Between 1998 and 2008, heart-failure related hospitalizations declined substantially among Medicare patients, but at a lower rate for black men, according to a study in the October 19 issue of JAMA. Also, 1-year mortality rates declined slightly during this period, but remain high.
"Heart failure (HF) imposes one of the highest disease burdens of any medical condition in the United States with an estimated 5.8 million patients experiencing HF in 2006. The risk of developing HF increases with advancing age, and as a result, HF ranks as the most frequent cause of hospitalization and rehospitalization among older Americans. Heart failure is also one of the most resource-intensive conditions with direct and indirect costs in the United States estimated at $39.2 billion in 2010," according to background information in the article. "It is not known whether recent declines in ischemic heart disease and its risk factors have been accompanied by declines in HF hospitalization and mortality."
Jersey Chen, M.D., M.P.H., of the Yale University School of Medicine, New Haven, Conn., and colleagues conducted a study that included data of 55,097,390 fee-for-service Medicare beneficiaries hospitalized between 1998 and 2008 with a principal discharge diagnosis code for HF to identify trends in the HF hospitalization rate and 1-year mortality after HF hospitalization. The patients were from acute care hospitals in the United States and Puerto Rico. The average age of HF patients increased from 79.0 years to 79.9 years over the study period. There was a decrease in the proportion of female patients (58.9 percent to 55.7 percent) and increase in the proportion of black patients (11.3 percent to 11.7 percent).

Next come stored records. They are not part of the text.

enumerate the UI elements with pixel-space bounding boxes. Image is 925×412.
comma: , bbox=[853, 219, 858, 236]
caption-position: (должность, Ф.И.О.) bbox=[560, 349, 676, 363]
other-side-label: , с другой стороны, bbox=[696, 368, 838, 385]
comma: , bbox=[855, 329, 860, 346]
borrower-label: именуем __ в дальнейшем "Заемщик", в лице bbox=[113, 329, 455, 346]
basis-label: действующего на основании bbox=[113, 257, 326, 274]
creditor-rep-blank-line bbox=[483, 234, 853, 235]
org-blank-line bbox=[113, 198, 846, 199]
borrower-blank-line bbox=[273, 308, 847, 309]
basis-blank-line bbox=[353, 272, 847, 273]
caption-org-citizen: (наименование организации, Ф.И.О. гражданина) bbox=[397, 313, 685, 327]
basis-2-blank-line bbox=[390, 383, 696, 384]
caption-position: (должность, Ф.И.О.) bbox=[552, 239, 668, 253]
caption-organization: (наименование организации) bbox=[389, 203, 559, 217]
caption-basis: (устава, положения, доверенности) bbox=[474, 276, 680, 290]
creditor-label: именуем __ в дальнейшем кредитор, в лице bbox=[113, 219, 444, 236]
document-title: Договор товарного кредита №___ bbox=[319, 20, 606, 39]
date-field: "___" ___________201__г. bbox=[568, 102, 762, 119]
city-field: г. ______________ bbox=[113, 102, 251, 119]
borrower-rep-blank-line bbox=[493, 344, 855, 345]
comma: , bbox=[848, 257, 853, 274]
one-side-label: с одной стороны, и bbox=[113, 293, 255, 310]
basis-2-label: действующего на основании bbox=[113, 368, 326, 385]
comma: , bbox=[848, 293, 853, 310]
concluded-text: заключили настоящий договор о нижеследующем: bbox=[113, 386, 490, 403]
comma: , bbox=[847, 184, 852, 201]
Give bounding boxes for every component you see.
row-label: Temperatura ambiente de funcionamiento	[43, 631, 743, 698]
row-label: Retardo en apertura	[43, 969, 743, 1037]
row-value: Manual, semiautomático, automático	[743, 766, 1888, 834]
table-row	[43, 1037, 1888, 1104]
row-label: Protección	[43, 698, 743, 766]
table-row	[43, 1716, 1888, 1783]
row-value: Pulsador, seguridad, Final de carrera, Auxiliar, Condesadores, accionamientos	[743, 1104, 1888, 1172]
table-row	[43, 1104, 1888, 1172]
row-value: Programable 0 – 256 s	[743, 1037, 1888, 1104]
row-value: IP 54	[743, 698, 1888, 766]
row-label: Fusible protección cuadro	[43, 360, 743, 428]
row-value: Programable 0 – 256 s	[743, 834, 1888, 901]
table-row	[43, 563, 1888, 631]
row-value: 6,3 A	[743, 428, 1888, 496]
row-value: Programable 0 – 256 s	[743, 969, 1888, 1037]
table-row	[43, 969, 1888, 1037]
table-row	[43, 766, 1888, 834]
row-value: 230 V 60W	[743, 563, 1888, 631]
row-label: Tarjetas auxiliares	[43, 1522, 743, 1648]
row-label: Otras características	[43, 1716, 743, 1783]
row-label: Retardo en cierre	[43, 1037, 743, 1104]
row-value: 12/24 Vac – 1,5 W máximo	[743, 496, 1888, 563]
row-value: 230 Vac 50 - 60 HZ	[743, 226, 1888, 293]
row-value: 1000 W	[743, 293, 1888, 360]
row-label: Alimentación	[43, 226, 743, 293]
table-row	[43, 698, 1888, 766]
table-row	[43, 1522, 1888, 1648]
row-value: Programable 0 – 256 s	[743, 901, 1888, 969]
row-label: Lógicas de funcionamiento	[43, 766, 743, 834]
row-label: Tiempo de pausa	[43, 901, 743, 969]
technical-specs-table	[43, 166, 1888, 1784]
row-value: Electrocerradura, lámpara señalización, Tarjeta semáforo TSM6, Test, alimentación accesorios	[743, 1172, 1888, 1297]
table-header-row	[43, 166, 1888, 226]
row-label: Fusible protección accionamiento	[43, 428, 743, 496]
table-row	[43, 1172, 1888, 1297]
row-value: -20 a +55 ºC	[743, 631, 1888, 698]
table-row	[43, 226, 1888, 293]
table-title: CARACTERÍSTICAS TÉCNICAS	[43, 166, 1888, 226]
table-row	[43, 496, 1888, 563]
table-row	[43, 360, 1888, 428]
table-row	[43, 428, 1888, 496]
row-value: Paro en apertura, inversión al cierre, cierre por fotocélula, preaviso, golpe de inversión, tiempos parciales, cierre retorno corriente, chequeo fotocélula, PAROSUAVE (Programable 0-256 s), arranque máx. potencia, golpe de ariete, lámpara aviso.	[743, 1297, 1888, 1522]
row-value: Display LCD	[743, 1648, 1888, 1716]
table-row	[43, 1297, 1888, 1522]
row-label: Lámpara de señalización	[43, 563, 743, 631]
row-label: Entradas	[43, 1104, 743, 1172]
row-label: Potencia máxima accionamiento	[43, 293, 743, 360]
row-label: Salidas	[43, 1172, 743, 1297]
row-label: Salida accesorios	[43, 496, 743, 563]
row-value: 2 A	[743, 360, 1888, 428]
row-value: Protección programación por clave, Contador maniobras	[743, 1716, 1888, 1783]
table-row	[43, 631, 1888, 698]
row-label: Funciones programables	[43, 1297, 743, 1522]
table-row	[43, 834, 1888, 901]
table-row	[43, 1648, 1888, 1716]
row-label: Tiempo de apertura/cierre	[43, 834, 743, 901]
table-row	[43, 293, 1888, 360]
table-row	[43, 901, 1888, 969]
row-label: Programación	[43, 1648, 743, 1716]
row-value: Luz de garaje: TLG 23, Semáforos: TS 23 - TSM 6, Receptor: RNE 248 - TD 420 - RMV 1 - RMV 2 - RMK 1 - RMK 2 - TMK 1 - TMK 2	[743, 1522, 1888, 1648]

An analysis of the data indicated that there was a relative decline of 29.5 percent of the overall risk-adjusted HF hospitalization rate from 1998 to 2008. Age-adjusted HF hospitalization rates declined over the study period for all race-sex categories, with black men having the lowest rate of decline.
Risk-standardized HF hospitalization rates in 1998 and 2008 varied significantly by state. The decline in this rate was significantly higher than the change in the national rate in 16 states and significantly lower in 3 states (Wyoming, Rhode Island, and Connecticut).
The researchers also found that risk-adjusted 1-year mortality decreased from 31.7 percent to 29.6 percent between 1999 and 2008, a relative decline of 6.6 percent, with substantial variation by state. There were 4 states with a statistically significant decline in 1-year risk-standardized mortality between 1998 and 2008 and 5 states with a statistically significant increase.
The authors add that because of the substantial decline in HF hospitalizations, compared to the rate of 1998, there were an estimated 229,000 HF hospitalizations that did not occur in 2008. "With a mean HF hospitalization cost of $18,000 in 2008, this decline represents a savings of $4.1 billion in fee-for-service Medicare."
The authors conclude that the overall decline in HF hospitalization rate was principally due to fewer individual patients being hospitalized with HF rather than a reduction in the frequency of HF hospitalizations. Also, the substantial geographic variation in HF hospitalization and 1-year mortality rates represent marked differences in outcomes that are not explained by insurance status.